Parpadeos fugaces

domingo, 21 de octubre de 2012

De casualidad encontré el Nirvana.

Las ventanas estaban cerradas y fuera la lluvia golpeaba la superficie asfaltada de la ciudad, derramando litros y litros de suciedad calle abajo. Los árboles se agitaban alocados desprendiendo sus preocupaciones en forma de hojas secas y dejando que el viento se las llevara.
Aquí dentro huele a café, y mis manos frías rodean la taza ardiente y humeante para entrar en calor. No hay nada como el cálido vapor que te derrite por dentro. Y entre la amargura del café y la dulzura del azúcar metí la cucharilla y empecé a remover. El primer sorbo me quemó los labios y alivió mi garganta.
El pijama, roído por el desgaste y manchado de manchas que nunca nadie sabrá de qué son dejaba entrar a los escalofríos que provocaban a mi piel de gallina.
Mis pies fríos se rozaron con las sábanas, metiéndose poco a poco debajo del nórdico. Los dos juntos se restregaban para darse calor mutuo, y pasados unos minutos entraron en calor.
Doblé la almohada por la mitad y la apoyé contra la pared, junto con el cojín, tumbándome encima.
Seguí sujetando la taza con una mano, y la otra empezó a rascarme la cabeza, pensativa; de fondo el sonido de la lluvia iba despareciendo y tan solo se oía el "clong,clong" de las gotas que caían en la trampa de la gravedad, precipitándose contra el suelo.
La luz triste de un día nublado no quería entrar por las cortinas, avergonzado, se quedo en el reflejo de mis ventanas. Se escuchaba el viento, que susurraba secretos entre corrientes y azotaba sin piedad los edificios de la ciudad.
El vapor de café huye de la taza, retorciéndose hacia arriba hasta desaparecer. Doy el último trago, más dulce que amargo, y dejo la taza en la mesilla.
Me sumerjo entre sábanas y el nórdico.
Ni rastro del sueño que anhelo desde hace un tiempo, dejo caer los párpados y éstos se resisten. Vuelta a la izquierda, y está frío. Después de contagiar mi calor a la tela me vuelvo al lado derecho, que está también frío. Vuelvo a darme la vuelta.
Giro la cabeza y entre sombras y luces frágiles y desamparadas se asoma el tímido tic tac del reloj. Las manecillas anuncian el insomnio una vez más en unos meses, unos años, casi media vida.
El silencio acaricia mi calor: ¿Tendrá miedo de soñar?

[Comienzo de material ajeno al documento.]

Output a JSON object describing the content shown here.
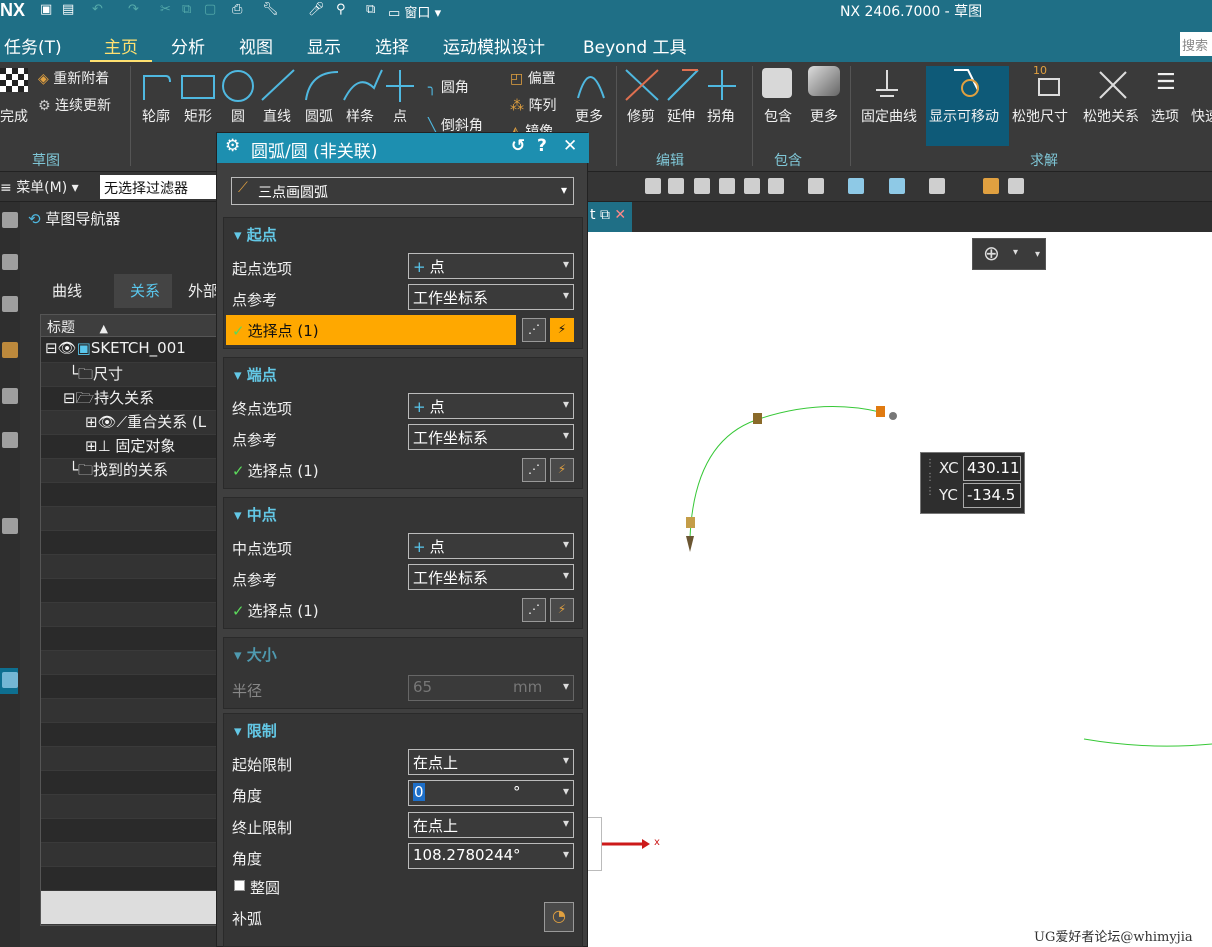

Cierro los ojos e invento sueños para distraerme de la preocupación que nace en mí al no ver venir nunca de vuelta el sueño. Y se escuchan pasos rápidos en la oscuridad de mis párpados, y después se vislumbra una imagen.
Caminaba rápido a un destino lejano a las afueras de mi entendimiento, el Sol en paro finalmente despedido por no alumbrar. Las nubes arropaban un cielo invernal, deseoso de hacernos tiritar.
Un reflejo rojo y la intuición en marcha quiso que el Capitán cambiara el rumbo y de repente, cambié el paso hacia otro lugar.
En medio de ese mar de dudas se me hundió el barco, y el tiempo, acostumbrado a pararse cuando menos lo necesitas ralentizó mi paso y los reflejos para hablar.
La lengua echa un nudo, temblando por sí el Capitán sacaba su espada y se ponía a acuchillar. ¿Y sí de repente empiezo a llover? ¿Y si el silencio seca mis pupilas y mi cuerpo cae al suelo?
Pero no ocurrió nada de eso. No sentí nada, excepto un pequeño temblor.
El adiós siempre ha sido un final seco, pero este pasó desapercibido, ni siquiera miró directamente. Siguió andando como si nada y yo noté mi caminar extraño.
Las piernas se entrelazaban y se escaqueaban de un paso normal y decisivo. Pensaba, ¿Seguro que nada?
Seguí andando rascándome la cabeza pensando en nada solo en caminar.

Abro los ojos.
Los pies otra vez fríos y el cuerpo temblando. Sudores fríos desembocando en escalofríos, anhelo el calor de la taza de café.
Comienza a llover y me doy  la vuelta, cierro los ojos.
No sentí nada, pero algo extraño pasa aquí dentro. ¿Temblará el Capitán también?